Afghan reality checks
From reading Robert Greenwald’s antiwar website Rethink Afghanistan, or the work of pacifist Derrick Crowe, one of RA’s house bloggers, you would think that Obama’s plan is to reenact the My Lai massacre on a regular basis and maybe drink the blood of the victims in ritualistic triumph. Crowe writes:
I held my nose and voted for President Obama last year, fully understanding he planned to send roughly 12,000 troops to Afghanistan, fully aware that he would have to be resisted, protested, cajoled and boxed in if we were to have hope of true change….
At least Crowe, unlike Michael Moore
, is honest enough to acknowledge Obama’s clearly stated campaign position rather than moan about a supposed betrayal. He goes on:
After reading this [Nobel] speech, I can honestly say I regret my vote for him. No, I don’t regret it: I repent of it. [Emphasis in original.]
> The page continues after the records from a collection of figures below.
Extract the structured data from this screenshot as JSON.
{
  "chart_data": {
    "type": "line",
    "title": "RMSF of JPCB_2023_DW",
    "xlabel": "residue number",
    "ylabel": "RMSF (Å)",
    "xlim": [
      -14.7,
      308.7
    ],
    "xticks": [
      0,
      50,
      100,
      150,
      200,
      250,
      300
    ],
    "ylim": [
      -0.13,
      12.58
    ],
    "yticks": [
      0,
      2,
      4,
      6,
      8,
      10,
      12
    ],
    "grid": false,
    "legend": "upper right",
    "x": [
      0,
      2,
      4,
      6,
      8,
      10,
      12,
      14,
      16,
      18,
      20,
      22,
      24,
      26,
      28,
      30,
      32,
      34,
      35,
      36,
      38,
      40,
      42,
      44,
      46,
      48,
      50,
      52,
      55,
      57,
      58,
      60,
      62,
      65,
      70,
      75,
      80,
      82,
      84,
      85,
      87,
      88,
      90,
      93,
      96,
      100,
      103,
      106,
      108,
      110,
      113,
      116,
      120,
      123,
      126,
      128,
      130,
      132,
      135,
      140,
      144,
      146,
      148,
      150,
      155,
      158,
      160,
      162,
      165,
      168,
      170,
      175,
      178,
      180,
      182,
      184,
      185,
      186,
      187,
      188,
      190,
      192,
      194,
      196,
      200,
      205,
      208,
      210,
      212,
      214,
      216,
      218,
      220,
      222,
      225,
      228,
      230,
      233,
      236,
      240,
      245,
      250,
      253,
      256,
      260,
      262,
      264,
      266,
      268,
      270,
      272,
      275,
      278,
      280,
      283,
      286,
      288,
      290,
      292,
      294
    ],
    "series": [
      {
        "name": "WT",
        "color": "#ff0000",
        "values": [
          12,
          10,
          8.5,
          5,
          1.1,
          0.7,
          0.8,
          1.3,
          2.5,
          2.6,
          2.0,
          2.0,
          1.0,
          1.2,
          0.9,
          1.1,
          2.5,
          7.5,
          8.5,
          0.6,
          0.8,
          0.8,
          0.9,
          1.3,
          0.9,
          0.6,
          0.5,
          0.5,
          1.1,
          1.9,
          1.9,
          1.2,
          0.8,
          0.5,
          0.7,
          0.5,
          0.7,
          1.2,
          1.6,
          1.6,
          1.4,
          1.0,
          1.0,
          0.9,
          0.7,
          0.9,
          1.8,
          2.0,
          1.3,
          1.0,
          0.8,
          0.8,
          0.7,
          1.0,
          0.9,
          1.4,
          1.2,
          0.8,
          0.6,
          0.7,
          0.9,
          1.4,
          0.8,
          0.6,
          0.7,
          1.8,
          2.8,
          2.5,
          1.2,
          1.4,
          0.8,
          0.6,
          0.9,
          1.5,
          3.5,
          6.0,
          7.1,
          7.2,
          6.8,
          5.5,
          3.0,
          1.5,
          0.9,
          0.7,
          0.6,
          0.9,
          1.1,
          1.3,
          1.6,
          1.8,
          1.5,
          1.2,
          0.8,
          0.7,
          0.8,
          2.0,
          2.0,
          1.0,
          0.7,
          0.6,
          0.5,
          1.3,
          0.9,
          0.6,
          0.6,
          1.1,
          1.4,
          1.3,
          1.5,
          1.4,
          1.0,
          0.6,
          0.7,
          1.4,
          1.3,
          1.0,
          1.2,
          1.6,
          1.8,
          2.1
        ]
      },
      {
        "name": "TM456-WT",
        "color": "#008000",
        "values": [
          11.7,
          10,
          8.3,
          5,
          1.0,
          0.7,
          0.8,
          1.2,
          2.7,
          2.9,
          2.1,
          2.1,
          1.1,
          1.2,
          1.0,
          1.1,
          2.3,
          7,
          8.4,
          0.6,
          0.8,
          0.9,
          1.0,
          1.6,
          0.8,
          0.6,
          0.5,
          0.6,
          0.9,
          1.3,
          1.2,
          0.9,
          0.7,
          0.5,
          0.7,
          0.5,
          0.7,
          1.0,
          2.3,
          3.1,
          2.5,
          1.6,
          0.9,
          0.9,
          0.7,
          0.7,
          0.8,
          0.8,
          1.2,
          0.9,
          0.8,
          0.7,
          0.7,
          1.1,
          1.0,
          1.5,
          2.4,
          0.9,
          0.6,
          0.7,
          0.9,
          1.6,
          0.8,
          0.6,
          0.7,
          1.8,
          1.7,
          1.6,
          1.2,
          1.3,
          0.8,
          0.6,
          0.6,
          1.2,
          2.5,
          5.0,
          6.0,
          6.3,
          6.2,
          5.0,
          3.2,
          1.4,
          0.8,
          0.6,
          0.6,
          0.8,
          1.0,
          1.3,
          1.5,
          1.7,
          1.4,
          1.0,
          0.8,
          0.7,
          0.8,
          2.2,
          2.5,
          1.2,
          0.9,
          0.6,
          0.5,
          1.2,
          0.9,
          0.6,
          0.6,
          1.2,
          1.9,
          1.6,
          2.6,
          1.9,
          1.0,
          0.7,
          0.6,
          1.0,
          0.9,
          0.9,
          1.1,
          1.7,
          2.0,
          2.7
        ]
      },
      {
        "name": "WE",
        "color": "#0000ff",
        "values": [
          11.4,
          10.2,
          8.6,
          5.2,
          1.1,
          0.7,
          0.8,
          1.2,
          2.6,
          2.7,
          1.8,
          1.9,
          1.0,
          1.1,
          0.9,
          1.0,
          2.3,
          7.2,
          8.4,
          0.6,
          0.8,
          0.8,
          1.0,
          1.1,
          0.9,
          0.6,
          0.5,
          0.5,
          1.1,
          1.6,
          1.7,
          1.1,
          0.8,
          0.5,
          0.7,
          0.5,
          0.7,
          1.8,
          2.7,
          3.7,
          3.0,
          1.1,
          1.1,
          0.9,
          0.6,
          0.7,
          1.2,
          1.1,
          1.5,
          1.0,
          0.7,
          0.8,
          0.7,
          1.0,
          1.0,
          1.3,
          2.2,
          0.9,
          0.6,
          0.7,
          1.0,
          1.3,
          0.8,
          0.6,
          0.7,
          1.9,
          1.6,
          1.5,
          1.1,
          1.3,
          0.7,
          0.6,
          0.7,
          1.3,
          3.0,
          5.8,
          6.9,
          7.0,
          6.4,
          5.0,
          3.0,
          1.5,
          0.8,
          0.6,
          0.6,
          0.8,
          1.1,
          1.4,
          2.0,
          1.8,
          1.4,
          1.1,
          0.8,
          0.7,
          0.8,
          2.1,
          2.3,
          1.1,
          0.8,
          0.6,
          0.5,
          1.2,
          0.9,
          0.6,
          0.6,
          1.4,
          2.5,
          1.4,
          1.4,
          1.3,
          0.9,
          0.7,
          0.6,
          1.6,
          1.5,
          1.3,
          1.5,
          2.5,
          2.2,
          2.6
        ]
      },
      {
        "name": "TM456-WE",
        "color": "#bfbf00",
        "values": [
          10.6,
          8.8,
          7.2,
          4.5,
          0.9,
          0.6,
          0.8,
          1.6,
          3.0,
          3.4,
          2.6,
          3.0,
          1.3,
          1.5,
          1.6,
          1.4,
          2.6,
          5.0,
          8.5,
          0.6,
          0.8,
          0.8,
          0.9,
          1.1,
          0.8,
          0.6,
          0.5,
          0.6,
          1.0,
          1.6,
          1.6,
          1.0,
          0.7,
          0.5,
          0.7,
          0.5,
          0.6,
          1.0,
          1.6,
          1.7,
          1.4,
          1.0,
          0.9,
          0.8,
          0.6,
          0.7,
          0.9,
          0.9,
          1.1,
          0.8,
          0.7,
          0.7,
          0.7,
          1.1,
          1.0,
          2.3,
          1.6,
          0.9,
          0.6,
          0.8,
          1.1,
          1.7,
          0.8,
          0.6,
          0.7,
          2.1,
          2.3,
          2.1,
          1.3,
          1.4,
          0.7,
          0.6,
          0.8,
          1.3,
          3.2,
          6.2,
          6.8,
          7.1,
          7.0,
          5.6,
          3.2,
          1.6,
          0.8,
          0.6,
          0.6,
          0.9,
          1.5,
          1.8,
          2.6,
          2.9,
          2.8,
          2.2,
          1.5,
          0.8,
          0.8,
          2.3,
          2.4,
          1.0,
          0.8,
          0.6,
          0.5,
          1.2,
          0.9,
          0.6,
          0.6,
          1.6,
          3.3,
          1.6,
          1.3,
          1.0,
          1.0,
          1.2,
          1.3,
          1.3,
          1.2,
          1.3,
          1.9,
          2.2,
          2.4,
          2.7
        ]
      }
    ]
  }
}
Oh, really now. While Crowe is rending his garments and hurling every charge in the book at the new American president, he might want to say something about the routine carnage
being caused by Islamist militants in Pakistan, or read about UN statistics establishing that the majority
of Afghan civilian deaths in recent months are the result of insurgent action, not U.S. or NATO action. These things by themselves do not justify a U.S. escalation, but they form the context in which Obama reached his decision. And Crowe, as someone who condemns violence in all forms and bears witness to injustice, ought to say more about it.
It’s worth reading this Christian Science Monitor
piece about Greg Mortenson, author of Three Cups of Tea
and Stones Into Schools
, a man who’s been doing humanitarian work on the ground in Afghanistan for nearly two decades. While Mortenson had some sharp criticisms
of how the White House reached its troop-surge decision, he is not anti-military per se. In fact, by his own account he’s acted as an unofficial Pentagon advisor, helping put civilian welfare and civilian infrastructure at the top of the agenda:
Mortenson says his respect for US commanders has grown immeasurably. [...] “Our military is now actually ahead of the curve, not behind it,” he says.
And then this:
Jamal Meer, a shura elder in Paktia Province in the east, says if more US soldiers are assigned, they should be concentrated on the border with Pakistan. But if “the other kind of soldiers are sent,” he says, referring to National Guard troops with expertise in civil engineering and farming, their presence as teachers would be welcomed.
Part of McChrystal’s request specifically asks for soldiers with skills beyond warfighting.
Skills beyond warfighting. This is what will make or break Obama’s Afghan strategy. And it’s one of the many complexities that Derrick Crowe’s rigid, morally one-sided analysis doesn’t account for.